For two hours the carriages had been steadily streaming under the archway, and pouring their fair occupants, gauzy as summer, into the blazing saloons. The flashing candelabra drew the poor little moths from the outermost corners into the central vortex of light. Dazzled by the hot radiance, they strove to retreat again into the cool conservatories and side-rooms; but at that moment threads of music that had been carelessly winding through the crowd were caught up by an unseen hand and knotted,—and behold! already the moths found themselves imprisoned in a strong net-work of sound, whose intricate meshes entangled the rooms and the company, and the very light itself. The light, however, was too subtile for long confinement; it slipped along the melodious mazes, and melted into the rich odor that exhaled from the roses and jessamines in the conservatory. The light was a welcome visitor to the hyacinths and roses, obliged to hide in torturing silence in the still green-house, pouring out their passionate dumb life in intensity of fragrance. A life just hovering on the borders of the world, and yet forbidden to enter! But, bathed in the glowing effulgence of the light, this invisible fragrance could be born, and enter the visible world as color. For the fragrance is the unborn soul of the flower; color, that soul arrested in its restless wanderings,—embodied fragrance. Then the colors upon the purple hyacinths and white jessamines, and the flashing gems that rested on white bosoms like glittering drops of ice upon a snow-wreath, and the sheen of rustling silks, and the gilded picture-frames, and the florid carpets, and the twinkling feet on the carpets’ roses, and the flushing of roses in the dancers’ cheeks, and the radiant heads of the white-robed girls, ran into one another, blending into an intensity of color that dimmed itself. And the music still kept spinning and spinning, and finally wove in the color and fragrance and light with its subtile self; and the background of the woof was the hum and murmur of voices, and the continual rustling of feet. No wonder the poor moths were ensnared in such bewilderment!

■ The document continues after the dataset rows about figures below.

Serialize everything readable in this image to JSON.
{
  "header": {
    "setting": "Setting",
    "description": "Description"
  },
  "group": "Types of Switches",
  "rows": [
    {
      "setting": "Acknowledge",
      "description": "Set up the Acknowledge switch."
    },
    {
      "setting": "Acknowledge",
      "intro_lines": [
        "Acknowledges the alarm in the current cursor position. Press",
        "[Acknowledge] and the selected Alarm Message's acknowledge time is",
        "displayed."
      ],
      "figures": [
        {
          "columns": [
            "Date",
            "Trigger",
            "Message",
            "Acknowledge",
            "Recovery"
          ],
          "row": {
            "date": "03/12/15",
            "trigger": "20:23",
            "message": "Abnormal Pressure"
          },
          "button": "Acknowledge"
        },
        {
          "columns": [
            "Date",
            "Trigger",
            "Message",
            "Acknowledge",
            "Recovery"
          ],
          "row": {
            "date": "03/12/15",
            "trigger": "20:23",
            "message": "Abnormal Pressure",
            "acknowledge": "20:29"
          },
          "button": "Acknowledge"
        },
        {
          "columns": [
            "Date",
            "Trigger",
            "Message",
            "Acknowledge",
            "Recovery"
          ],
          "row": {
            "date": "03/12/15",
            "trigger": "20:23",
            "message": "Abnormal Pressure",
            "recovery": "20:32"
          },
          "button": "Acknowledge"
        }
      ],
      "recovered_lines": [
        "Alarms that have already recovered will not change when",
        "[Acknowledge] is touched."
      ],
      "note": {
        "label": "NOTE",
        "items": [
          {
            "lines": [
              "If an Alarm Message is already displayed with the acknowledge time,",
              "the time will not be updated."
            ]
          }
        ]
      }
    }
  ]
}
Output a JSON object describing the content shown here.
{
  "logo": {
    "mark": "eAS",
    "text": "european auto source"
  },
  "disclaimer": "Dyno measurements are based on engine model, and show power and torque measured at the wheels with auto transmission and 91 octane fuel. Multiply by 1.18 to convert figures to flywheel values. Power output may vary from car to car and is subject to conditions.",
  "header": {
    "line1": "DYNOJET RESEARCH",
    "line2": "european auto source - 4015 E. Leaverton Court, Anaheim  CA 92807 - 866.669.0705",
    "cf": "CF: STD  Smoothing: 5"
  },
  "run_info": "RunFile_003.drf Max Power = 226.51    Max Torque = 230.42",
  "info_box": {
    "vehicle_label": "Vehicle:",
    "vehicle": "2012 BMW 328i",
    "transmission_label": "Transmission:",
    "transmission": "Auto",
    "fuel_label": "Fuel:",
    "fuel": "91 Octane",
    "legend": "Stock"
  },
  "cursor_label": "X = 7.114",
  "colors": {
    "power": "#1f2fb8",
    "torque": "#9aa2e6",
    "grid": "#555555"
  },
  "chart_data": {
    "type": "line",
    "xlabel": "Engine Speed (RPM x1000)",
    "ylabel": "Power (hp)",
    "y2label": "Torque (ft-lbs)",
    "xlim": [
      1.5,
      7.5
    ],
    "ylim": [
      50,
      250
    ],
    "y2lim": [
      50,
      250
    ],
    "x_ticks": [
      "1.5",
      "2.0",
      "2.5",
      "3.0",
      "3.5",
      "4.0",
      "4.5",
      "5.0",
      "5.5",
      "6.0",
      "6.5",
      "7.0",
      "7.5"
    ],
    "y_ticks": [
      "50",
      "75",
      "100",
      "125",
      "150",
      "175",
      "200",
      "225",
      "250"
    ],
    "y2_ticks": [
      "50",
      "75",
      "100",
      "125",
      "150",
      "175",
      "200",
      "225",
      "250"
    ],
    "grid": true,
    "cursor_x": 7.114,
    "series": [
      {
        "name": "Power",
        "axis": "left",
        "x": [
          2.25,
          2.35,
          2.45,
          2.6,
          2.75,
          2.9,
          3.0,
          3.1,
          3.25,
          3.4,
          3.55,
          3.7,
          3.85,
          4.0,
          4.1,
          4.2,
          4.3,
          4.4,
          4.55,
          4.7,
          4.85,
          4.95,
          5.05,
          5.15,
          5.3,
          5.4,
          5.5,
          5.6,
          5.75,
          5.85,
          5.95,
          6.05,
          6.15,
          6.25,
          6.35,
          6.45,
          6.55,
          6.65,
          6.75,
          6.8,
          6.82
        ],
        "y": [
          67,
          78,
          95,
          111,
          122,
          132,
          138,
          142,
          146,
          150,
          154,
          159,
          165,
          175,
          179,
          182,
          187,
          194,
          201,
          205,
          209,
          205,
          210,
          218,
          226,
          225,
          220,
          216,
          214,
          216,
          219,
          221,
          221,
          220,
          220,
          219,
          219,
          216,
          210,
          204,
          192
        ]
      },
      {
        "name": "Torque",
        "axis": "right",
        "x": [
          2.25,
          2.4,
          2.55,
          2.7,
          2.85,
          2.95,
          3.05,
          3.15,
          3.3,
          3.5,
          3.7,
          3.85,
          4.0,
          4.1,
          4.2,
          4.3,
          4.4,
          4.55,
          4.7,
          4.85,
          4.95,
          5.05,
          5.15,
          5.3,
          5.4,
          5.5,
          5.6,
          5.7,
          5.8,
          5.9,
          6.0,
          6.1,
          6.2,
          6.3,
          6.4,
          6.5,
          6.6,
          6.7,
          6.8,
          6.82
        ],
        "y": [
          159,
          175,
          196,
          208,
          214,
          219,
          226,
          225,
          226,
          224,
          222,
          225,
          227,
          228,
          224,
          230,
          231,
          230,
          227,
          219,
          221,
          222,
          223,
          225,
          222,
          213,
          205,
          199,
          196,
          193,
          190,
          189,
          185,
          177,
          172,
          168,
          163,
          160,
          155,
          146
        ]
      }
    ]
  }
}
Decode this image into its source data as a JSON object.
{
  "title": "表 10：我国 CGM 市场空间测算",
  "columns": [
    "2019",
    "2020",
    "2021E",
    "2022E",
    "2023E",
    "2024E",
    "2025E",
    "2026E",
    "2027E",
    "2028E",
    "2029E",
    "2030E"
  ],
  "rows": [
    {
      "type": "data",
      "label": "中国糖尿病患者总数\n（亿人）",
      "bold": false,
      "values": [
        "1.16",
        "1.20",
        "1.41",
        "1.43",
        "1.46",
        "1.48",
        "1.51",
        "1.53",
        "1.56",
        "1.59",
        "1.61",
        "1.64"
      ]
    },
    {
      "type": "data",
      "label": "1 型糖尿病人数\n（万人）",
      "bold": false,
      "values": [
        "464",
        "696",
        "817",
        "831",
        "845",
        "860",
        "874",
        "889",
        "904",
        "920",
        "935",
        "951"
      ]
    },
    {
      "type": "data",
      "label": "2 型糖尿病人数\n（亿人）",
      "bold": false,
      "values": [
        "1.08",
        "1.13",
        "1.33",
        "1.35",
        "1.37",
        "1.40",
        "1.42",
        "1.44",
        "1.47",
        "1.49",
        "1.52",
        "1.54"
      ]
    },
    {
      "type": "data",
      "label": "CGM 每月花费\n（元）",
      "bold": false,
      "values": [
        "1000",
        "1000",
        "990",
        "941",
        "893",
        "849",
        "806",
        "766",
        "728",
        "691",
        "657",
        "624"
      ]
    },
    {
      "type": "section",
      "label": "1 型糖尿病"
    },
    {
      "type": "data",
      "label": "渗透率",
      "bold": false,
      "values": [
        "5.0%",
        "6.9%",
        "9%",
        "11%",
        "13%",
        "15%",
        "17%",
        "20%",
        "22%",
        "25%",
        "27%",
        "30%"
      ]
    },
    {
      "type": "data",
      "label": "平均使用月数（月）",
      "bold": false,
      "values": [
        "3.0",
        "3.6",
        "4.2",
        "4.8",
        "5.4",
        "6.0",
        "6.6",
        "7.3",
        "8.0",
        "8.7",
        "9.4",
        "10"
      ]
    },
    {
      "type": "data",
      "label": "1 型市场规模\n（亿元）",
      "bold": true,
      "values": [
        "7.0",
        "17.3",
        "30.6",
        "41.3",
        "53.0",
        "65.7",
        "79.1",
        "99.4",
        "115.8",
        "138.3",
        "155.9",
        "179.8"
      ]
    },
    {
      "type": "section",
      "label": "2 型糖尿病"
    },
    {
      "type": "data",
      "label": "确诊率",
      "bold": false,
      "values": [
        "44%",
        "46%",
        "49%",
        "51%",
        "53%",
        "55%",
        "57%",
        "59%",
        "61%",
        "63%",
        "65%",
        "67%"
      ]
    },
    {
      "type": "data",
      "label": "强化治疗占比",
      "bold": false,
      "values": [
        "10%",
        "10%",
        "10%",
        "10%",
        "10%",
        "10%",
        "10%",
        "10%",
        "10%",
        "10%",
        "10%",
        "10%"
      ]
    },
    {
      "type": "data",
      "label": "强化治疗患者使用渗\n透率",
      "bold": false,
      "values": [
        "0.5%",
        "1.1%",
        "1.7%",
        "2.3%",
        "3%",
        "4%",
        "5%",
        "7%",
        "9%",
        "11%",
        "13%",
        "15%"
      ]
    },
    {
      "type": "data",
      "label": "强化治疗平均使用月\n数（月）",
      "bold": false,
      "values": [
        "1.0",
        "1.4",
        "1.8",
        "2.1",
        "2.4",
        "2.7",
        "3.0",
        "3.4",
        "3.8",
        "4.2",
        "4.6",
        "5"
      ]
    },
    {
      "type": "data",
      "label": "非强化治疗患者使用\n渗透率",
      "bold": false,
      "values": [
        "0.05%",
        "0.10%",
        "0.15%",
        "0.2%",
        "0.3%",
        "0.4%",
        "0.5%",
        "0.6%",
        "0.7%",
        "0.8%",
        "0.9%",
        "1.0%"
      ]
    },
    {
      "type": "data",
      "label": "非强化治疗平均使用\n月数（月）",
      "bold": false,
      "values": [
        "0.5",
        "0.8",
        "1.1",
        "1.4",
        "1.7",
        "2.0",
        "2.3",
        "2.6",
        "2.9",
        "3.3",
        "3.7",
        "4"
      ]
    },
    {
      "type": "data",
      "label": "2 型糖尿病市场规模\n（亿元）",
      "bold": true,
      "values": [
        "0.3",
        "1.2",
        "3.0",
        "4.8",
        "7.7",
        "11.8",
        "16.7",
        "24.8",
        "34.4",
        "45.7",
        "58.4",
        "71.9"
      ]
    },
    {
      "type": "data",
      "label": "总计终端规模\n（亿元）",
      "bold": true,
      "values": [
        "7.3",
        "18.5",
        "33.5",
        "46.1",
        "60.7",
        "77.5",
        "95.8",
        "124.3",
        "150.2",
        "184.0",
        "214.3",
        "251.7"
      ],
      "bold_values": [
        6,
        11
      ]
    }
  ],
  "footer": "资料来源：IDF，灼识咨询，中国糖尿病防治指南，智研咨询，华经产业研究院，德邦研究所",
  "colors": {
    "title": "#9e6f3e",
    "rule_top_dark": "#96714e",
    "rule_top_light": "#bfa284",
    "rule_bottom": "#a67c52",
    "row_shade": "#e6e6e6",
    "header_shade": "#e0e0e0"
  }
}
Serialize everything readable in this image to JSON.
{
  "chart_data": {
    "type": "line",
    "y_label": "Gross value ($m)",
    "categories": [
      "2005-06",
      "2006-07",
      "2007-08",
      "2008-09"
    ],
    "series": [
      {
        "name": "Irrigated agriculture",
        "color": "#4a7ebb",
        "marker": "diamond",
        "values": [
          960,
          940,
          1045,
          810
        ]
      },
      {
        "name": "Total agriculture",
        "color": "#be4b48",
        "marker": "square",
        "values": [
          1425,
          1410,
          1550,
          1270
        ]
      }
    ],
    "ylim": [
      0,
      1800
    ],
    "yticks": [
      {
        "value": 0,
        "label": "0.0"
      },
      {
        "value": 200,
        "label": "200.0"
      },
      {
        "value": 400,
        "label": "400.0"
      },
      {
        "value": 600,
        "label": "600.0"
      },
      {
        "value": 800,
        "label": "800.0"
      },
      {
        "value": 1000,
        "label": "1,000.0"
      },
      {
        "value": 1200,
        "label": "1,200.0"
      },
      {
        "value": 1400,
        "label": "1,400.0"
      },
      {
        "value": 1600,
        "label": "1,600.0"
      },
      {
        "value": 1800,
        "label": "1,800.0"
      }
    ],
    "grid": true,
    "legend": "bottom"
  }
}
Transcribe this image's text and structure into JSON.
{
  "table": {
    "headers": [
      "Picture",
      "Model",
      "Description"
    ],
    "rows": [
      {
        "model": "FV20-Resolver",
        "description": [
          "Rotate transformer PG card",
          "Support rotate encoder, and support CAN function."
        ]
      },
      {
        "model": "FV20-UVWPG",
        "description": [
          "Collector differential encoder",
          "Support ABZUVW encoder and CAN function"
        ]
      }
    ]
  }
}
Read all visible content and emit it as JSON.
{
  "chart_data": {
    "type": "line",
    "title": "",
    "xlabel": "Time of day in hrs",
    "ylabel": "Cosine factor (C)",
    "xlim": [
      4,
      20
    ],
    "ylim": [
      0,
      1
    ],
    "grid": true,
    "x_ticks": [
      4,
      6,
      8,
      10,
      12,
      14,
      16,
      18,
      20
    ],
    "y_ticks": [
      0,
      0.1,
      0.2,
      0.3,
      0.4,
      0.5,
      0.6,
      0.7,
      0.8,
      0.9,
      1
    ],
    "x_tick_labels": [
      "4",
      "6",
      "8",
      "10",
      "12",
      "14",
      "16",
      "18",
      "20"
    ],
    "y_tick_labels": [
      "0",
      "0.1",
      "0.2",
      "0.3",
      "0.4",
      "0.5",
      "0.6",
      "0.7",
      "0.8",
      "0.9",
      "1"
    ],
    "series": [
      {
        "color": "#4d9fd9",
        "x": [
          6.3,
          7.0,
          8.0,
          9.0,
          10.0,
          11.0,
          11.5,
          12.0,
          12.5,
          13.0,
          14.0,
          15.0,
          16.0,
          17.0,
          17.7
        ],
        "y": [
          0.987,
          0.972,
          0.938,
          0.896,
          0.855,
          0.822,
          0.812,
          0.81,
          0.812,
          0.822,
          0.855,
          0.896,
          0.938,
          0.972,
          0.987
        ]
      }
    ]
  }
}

Do you pity the captives? But it is a delicious imprisonment, and its fullest delights cannot be realized except by prisoners. In the vast halls of Intellect and Reason one may indeed be master, marching (a little chilled perhaps) with firm step and head erect. But on these enchanted grounds there is no medium between a wretched clearness of insight that reduces every curve to a number of straight lines, all clouds to precipitated vapor, all rainbows to an oblique coincidence between a sunbeam and a drop of water, and a total surrender of self to the influences of the flitting moment.
Away with these fellows, who would force their miserable microscopes before the eyes of these happy gauzy moths!—to-night is only the time for spinning cobwebs. Hold your breath, philosopher, lest you sweep them away too rudely! Alas for the airy cobwebs! In that cool anteroom is a philosopher’s broom, hard at work, brushing them remorselessly into a perplexing dilemma,—the frightful increase of the human race.